Terapi yang dapat diberikan di fisioterapi tersebut dapat berupa :

  • Stimulasi elektrik. Memberikan aliran listrik dalam batas wajar langsung pada otot yang mengalami kelemahan untuk merangsang pergerakan otot-otot yang lemah, sehingga dapat memperbaiki pergerakan otot.
  • Stimulasi kortikal. Memberikan rangsangan listrik ke daerah otak yang mengalami kerusakan. Daerah otak yang diberikan rangsangan listrik ini terdapat pada bagian korteks.
  • Suntik botox. Suntik botox dapat membantu merelaksasi otot-otot pasien yang kaku atau mengalami spasme otot. Otot-otot yang kaku tersebut dapat menghambat pasien untuk bergerak.
  • Lain-lain

Selain membutuhkan terapi pada fisiknya, pasien yang sudah mengalami hemiparesis juga membutuhkan terapi psikis oleh psikiater agar tetap bersemangat dan tidak putus asa. Pasien yang sudah mengalami hemiparesis cenderung merasa sudah tidak berguna dan tidak mampu melakukan apa-apa lagi. Terapi psikis ini dapat berupa layanan konseling, sharing group, dan sebagainya.

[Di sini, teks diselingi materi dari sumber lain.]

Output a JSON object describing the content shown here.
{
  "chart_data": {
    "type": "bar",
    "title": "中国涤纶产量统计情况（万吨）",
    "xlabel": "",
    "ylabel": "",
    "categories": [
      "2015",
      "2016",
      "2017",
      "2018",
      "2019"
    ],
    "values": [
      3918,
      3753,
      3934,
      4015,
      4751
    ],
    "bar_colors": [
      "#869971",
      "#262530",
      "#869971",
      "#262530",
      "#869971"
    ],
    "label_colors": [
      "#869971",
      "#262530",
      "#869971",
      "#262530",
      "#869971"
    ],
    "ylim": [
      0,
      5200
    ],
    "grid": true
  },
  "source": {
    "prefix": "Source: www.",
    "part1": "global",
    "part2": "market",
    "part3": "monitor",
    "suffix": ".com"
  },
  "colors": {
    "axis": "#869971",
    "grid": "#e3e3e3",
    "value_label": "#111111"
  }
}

Untuk memulihkan kondisi pasien hemiparesis tidak hanya melalui therapist dan juga psikiater, melainkan butuh kerjasama dari seluruh anggota keluarga dan lingkungan. Sehingga dalam melakukan aktivitas kehidupan sehari-hari di rumah menjadi lebih mudah dan pasien masih tetap dapat melanjutkan terapinya sendiri.

Dengan melakukan terapi dengan baik, maka pasien yang mengalami hemiparesis dapat sembuh dengan baik. Ada yang mengalami perbaikan, ada juga yang sampai benar-benar sembuh total. Hal tersebut tergantung dari derajat keparahan sebelumnya dan intensitas terapi yang dilakukan.

Pasien hemiparesis harus tetap bersemangat dan aktif dalam kehidupan sehari-hari, sehingga proses penyembuhan semakin cepat. Mereka harus lebih berhati-hati dalam melakukan setiap kegiatan agar tidak terjadi kecelakaan. Apabila pasien putus asa dan berhenti bergerak, maka otot yang lemah tersebut dapat benar-benar menjadi lumpuh.